Nuestra Madre la Iglesia, no sólo me ha abierto el Misterio de su corazón: Esposa de Cristo y Madre nuestra, sino que me ha dado parte de él, en vuestro favor.
Así mi vocación, con la de otras hermanas y hermanos contemplativos, es como una estrella en la noche de la humanidad. Diminuta en el inmenso firmamento, pero que regala su luz sin pedir nada a cambio. Somos como un goteo constante en el alma de la humanidad y de cada persona para que no se apague la vida, para que no se seque del todo ni para siempre su raíz, sino que sigan brotando, creciendo y dando frutos la esperanza, el gozo y el amor de Dios, nuestro Señor.
En este día, en que la Iglesia os pide que volváis vuestra mirada hacia nosotros, los contemplativos, os digo: Ved cómo Ella, la Iglesia, también a vosotros os necesita. Todos hemos de echar una mano en la familia, responder a sus llamadas, ocupar nuestro lugar, ahora que estamos en Sínodo Diocesano y caminamos a la sombra del gran Jubileo de la Cruz. Contáis con la estrella y el goteo de nuestra oración que os acompaña.
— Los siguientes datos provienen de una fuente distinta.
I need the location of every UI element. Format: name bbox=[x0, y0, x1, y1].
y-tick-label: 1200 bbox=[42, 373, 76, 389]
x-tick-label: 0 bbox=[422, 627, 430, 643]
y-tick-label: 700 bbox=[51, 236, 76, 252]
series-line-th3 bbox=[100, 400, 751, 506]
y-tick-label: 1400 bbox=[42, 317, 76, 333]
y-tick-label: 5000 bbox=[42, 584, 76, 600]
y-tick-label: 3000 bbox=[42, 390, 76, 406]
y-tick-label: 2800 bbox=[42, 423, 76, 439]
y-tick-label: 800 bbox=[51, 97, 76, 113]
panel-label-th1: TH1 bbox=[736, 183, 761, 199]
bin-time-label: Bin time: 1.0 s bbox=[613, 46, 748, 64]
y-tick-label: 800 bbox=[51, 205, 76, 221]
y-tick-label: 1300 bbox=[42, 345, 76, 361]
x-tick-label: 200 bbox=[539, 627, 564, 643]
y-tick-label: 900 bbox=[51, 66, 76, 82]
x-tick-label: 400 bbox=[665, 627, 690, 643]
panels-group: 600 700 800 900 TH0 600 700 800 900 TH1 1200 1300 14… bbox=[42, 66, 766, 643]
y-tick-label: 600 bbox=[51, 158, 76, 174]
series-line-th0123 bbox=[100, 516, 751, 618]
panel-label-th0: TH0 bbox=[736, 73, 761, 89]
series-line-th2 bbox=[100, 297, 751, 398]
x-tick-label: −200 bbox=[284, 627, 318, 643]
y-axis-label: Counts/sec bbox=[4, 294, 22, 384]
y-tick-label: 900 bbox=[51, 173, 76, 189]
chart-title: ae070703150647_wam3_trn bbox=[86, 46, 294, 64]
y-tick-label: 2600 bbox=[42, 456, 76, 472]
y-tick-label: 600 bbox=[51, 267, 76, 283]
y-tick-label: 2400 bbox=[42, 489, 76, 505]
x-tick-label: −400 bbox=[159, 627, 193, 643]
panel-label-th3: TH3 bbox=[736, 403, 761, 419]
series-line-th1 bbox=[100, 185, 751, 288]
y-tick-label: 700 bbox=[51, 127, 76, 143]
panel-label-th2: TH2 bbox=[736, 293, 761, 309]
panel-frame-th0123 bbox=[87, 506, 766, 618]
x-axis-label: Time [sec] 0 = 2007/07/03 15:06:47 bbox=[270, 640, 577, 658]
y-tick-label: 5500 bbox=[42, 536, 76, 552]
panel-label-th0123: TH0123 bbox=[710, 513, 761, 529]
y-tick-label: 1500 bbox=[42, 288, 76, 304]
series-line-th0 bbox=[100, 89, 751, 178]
Moisés subía, con frecuencia, al Monte Sinaí a orar. Un día, como nos narra la 1ª lectura, Dios le descubrió su Corazón: un Corazón compasivo y misericordioso. Moisés, tocado por este amor entrañable de su Dios, se sintió movido a hacer tres súplicas en favor de su pueblo:
- Acompáñanos, Señor, en nuestro camino. No nos dejes solos.
- Perdónanos, Señor, somos pecadores.
- Recíbenos, Señor, como tuyos. Haznos ser tu pueblo y tu heredad.
Este Corazón compasivo y misericordioso de Dios que Moisés vislumbra en su oración y que le llena de piedad y paciencia, nosotros lo vamos a contemplar y recibir en Jesús, el Hijo Amado del Padre:
Tanto amó el Padre al mundo que nos ha dado a su Hijo Único.
Tanto amaron el Padre y el Hijo al mundo que nos han dado el Espíritu Santo.
Tanto amó el Espíritu Santo al mundo que ha suscitado, en la Iglesia, personas que, tocadas como Moisés del Amor misericordioso de Dios, están constantemente en el Monte de la oración y hacen súplicas por el mundo y por todos los hombres.
Hoy, día de la Stma. Trinidad, es un día en que recordamos y oramos por estos hermanos y hermanas nuestros que, en la vida contemplativa, hacen de su vida un canto de bendición al Padre, al Hijo y al Espíritu Santo –como leíamos (cantábamos) en el salmo– y oran al Señor por toda la humanidad.”

Espero que os hayan gustado las palabras de esta monja, y sobre todo espero que os hayan ayudado y conmovido el corazón, el alma y la fe.